Report on Chaiten (Chile) — 14 October-20 October 2009
Smithsonian / US Geological Survey Weekly Volcanic Activity Report, 14 October-20 October 2009
Managing Editor: Sally Kuhn Sennert
Please cite this report as:
Global Volcanism Program, 2009. Report on Chaiten (Chile). In: Sennert, S K (ed.), Weekly Volcanic Activity Report, 14 October-20 October 2009. Smithsonian Institution and US Geological Survey.
42.833°S, 72.646°W; summit elev. 1122 m
All times are local (unless otherwise noted)

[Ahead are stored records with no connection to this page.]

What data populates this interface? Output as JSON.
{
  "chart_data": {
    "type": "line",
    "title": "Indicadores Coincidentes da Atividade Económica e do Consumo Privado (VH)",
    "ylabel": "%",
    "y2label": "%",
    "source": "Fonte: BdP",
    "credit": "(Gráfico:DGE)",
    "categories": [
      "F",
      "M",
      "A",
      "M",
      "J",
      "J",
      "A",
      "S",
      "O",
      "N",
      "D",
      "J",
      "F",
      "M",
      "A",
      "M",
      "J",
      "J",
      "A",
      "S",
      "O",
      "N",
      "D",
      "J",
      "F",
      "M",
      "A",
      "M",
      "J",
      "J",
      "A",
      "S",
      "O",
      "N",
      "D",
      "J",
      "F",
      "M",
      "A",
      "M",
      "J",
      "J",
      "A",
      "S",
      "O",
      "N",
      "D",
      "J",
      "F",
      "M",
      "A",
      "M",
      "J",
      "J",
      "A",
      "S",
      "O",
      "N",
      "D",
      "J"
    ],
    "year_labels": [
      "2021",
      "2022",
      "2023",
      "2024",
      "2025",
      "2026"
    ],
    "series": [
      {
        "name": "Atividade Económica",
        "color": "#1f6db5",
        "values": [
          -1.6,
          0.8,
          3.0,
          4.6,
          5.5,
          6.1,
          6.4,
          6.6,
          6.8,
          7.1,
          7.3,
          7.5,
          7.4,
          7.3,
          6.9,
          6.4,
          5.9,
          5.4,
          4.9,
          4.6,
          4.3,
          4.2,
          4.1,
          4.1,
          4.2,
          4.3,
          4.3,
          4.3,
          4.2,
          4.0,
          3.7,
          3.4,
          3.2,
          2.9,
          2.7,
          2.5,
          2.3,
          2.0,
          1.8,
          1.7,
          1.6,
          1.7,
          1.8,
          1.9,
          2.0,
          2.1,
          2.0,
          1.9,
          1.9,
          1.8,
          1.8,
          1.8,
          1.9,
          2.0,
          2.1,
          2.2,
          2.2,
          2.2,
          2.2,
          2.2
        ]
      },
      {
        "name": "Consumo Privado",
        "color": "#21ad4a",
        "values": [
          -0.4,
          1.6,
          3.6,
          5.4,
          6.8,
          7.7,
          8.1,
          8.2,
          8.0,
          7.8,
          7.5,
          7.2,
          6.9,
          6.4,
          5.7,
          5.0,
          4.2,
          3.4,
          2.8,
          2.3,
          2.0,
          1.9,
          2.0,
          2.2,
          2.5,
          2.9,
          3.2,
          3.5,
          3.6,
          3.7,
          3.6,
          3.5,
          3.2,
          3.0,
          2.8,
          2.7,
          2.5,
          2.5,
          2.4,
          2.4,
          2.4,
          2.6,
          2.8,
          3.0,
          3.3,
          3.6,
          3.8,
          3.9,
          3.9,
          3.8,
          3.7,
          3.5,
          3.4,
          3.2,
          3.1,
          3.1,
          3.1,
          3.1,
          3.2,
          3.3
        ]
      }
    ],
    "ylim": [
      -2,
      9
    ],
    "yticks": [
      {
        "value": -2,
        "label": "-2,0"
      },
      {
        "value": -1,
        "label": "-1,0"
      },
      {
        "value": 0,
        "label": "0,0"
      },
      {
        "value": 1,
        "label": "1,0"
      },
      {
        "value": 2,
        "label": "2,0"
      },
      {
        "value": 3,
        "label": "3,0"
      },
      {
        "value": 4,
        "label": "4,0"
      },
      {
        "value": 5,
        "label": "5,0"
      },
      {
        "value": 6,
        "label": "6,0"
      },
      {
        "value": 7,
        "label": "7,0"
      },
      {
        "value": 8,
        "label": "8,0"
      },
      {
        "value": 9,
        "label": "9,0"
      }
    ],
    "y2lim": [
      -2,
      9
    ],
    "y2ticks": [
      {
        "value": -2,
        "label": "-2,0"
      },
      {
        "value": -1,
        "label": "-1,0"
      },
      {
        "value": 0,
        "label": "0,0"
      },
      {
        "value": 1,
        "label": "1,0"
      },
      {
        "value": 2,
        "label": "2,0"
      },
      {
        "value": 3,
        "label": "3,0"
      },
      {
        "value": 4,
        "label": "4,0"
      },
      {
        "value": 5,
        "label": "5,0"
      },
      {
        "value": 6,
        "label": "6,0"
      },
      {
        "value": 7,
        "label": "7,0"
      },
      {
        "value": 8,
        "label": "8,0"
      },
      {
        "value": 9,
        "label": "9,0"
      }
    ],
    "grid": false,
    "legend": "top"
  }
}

Based on web camera views and analyses of satellite imagery, the Buenos Aires VAAC reported that on 14 October an ash plume from Chaitén's lava-dome complex rose to an altitude of 2.1 km (7,000 ft) a.s.l. and drifted 150 km NNE. A diffuse plume was seen the next day drifting 15 km SW at the same altitude as the previous day. During 15-16 October, a thermal anomaly was seen. On 18 October, a possible plume drifted 50 km SE at an altitude of 2.1 km (7,000 ft) a.s.l. Diffuse ash plumes possibly mixed with steam and gas rose to an altitude of 1.8 km (6,000 ft) a.s.l. on 20 October and drifted NE and SE.
Geologic Background. Chaitén is a small, glacier-free caldera with a compound Holocene lava dome located 10 km NE of the town of Chaitén on the Gulf of Corcovado. Early work had identified only a single explosive eruption during the early Holocene prior to the major 2008 eruption, but later work has identified multiple explosive eruptions throughout the Holocene. A rhyolitic obsidian lava dome occupies much of the caldera floor. Obsidian cobbles from this dome found in the Blanco River are the source of prehistorical artifacts from archaeological sites along the Pacific coast as far as 400 km from the volcano to the N and S. The caldera is breached on the SW side by a river that drains to the bay of Chaitén. The first historical eruption, beginning in 2008, produced major rhyolitic explosive activity and growth of a lava dome that filled much of the caldera.